Yesterday the Justice Department retreated from its sweeping demand for information about an anti-Trump website, a dragnet that civil libertarians had criticized as an assault on freedom of speech and freedom of association that was apt to intimidate the president's opponents. Proposing a a less ambitious fishing expedition, two federal prosecutors insisted that "the government values and respects the first amendment right of all Americans to participate in peaceful political protests and to read protected political expression online." The history of this case suggests otherwise.
On July 12, as part of an investigation into Inauguration Day rioting, the U.S. Attorney's Office in Washington, D.C., obtained a search warrant requiring the internet hosting service DreamHost to disclose "all records or other information pertaining to" disruptj20.org, which had helped organize protests in the capital on the day Donald Trump took office. DreamHost objected to the overbreadth of that demand, which it said would include some 1.3 million IP addresses of people who had visited the site, along with email from disruptj20.org discussion groups. Assistant U.S. Attorney John Borchert showed no interest in negotiating narrower terms, instead arguing in a July 28 brief that DreamHost should be forced to comply with the warrant immediately.
DreamHost responded on August 11 with a 60-page brief arguing that the warrant endangers the First Amendment rights of third parties and violates the Fourth Amendment "because it fails to describe the items to be seized with sufficient particularity and because the all-encompassing disclosures it requires are unreasonable." A few days later the company publicly explained that it was taking a stand because the information sought by the government went far beyond the legitimate scope of a criminal investigation. "That information could be used to identify any individuals who used this site to exercise and express political speech protected under the Constitution's First Amendment," it said. "That should be enough to set alarm bells off in anyone's mind. This is, in our opinion, a strong example of investigatory overreach and a clear abuse of government authority."

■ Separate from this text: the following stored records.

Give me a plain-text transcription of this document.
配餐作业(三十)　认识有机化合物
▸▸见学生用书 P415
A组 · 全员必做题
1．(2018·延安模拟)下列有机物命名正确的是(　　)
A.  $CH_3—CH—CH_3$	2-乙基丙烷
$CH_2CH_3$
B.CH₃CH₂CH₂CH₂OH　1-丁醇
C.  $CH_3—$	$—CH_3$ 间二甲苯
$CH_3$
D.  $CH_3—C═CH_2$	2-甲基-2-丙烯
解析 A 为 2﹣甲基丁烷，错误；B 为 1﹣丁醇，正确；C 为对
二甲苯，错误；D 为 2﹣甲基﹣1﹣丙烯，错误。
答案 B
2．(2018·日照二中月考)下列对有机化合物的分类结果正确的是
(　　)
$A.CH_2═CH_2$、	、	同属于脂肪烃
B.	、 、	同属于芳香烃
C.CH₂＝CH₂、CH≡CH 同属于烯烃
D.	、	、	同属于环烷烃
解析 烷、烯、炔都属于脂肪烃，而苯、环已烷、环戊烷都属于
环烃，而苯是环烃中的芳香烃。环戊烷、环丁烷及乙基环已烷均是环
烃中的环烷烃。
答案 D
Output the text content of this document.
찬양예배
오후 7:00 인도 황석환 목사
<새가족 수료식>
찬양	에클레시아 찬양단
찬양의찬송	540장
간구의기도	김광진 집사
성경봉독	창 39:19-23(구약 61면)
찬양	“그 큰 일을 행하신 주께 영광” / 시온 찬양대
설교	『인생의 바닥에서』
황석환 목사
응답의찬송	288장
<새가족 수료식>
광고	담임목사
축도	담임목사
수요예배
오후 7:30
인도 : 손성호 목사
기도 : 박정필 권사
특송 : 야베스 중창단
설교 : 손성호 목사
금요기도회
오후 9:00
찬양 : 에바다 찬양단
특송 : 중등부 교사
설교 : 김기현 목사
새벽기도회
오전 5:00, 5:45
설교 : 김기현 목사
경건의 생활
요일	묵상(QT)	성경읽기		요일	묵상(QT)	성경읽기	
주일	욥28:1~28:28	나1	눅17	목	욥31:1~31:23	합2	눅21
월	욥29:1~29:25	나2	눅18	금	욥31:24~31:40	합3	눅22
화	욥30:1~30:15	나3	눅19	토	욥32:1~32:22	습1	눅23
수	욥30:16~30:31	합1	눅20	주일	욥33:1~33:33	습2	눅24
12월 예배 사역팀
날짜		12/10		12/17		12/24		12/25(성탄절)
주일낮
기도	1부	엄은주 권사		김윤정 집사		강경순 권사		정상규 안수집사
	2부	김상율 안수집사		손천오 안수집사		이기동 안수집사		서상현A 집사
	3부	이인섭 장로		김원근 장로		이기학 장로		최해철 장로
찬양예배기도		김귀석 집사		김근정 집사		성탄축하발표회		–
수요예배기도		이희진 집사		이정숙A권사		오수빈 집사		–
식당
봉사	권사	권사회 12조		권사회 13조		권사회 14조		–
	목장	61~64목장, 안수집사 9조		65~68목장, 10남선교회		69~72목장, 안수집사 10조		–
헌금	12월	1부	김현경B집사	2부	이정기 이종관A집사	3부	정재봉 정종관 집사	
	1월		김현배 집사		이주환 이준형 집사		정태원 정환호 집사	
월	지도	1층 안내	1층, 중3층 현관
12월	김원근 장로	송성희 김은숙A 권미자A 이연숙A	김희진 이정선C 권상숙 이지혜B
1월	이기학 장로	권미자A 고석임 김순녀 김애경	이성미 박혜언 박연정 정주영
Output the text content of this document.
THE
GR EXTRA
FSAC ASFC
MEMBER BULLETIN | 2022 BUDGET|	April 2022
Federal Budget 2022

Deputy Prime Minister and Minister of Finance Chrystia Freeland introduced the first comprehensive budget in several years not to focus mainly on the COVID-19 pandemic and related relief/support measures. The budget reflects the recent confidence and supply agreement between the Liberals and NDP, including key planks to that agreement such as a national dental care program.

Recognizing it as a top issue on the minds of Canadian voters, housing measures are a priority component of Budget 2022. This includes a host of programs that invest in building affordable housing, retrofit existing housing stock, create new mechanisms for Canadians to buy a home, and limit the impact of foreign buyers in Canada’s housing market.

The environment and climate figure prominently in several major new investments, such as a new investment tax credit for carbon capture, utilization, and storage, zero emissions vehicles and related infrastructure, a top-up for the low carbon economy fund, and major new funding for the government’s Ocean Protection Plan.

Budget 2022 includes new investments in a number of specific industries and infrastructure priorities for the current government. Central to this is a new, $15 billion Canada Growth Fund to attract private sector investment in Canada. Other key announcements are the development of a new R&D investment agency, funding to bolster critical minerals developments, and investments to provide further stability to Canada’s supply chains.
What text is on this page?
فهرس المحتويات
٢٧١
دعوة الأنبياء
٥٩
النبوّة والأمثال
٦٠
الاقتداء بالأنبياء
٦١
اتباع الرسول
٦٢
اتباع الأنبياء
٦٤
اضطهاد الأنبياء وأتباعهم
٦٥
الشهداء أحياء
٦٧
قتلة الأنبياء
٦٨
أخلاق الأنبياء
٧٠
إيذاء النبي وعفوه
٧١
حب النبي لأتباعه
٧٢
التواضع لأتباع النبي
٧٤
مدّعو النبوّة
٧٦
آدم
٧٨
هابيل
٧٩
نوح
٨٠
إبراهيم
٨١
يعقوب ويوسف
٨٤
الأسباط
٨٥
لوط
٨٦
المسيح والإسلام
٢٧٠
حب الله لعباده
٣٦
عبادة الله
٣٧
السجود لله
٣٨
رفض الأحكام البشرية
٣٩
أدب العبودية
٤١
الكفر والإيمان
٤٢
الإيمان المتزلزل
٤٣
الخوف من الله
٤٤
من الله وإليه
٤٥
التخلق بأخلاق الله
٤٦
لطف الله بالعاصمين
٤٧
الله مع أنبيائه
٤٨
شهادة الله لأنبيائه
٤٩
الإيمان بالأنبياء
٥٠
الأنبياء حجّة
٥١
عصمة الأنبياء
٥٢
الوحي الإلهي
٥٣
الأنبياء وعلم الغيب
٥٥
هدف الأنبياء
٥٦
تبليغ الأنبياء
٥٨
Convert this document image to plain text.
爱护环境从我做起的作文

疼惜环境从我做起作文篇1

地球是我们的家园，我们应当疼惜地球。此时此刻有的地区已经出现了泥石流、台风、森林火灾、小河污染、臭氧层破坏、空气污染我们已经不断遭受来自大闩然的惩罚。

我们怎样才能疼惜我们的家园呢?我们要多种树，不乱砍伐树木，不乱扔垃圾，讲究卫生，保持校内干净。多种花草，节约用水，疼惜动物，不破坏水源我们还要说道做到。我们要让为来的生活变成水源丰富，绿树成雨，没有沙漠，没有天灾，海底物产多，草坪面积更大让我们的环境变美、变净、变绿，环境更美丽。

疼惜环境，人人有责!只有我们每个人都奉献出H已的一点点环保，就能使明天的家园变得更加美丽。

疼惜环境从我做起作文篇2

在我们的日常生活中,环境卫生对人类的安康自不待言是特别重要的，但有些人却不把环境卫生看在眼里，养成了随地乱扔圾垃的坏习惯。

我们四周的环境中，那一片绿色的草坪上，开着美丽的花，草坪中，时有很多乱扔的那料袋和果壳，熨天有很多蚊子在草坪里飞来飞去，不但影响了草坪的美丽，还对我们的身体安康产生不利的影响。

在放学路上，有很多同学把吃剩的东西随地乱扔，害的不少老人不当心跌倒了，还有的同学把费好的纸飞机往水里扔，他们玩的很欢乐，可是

Yesterday Borchert and another assistant U.S. attorney, Jennifer Kerkhoff, said "the government has no interest in records relating to the 1.3 million IP addresses that are mentioned in DreamHost's numerous press releases and opposition brief." They proposed revising the warrant to make it clear that DreamHost "should not disclose the contents of unpublished draft publications" or "HTTP request and error logs," which include visitors' IP addresses.
Borchert and Kerkhoff said "the warrant was not intended to be used, and will not be used, to 'identify the political dissidents of the current administration,'" as DreamHost alleged. In fact, they said, federal prosecutors did not realize DreamHost would have records that could be used for that purpose. Even if you buy that excuse, which does not reflect well on the technological sophistication of federal prosecutors looking for evidence of criminal activity on the internet, DreamHost's lawyer noted the overbreadth problem in a July 21 email to Borchert, who a week later argued that it should be no barrier to compelling DreamHost's compliance with the warrant. It was only after the negative publicity generated by DreamHost's resistance that Borchert suddenly decided the company's concerns had merit.
In an interview with the London Guardian, Public Citizen attorney Paul Alan Levy dismissed the official explanation for the absurdly broad scope of the original warrant—i.e., that the feds did not realize what kinds of information it covered. Levy said it "defies belief" to suggest that "any competent prosecutor could think that any web host would somehow not retain such sensitive and personal information."
DreamHost called the Justice Department's backtracking "a huge win for internet privacy." But it added that there are some "remaining First and Fourth Amendment issues raised by this warrant," which are scheduled to be addressed at a hearing tomorrow.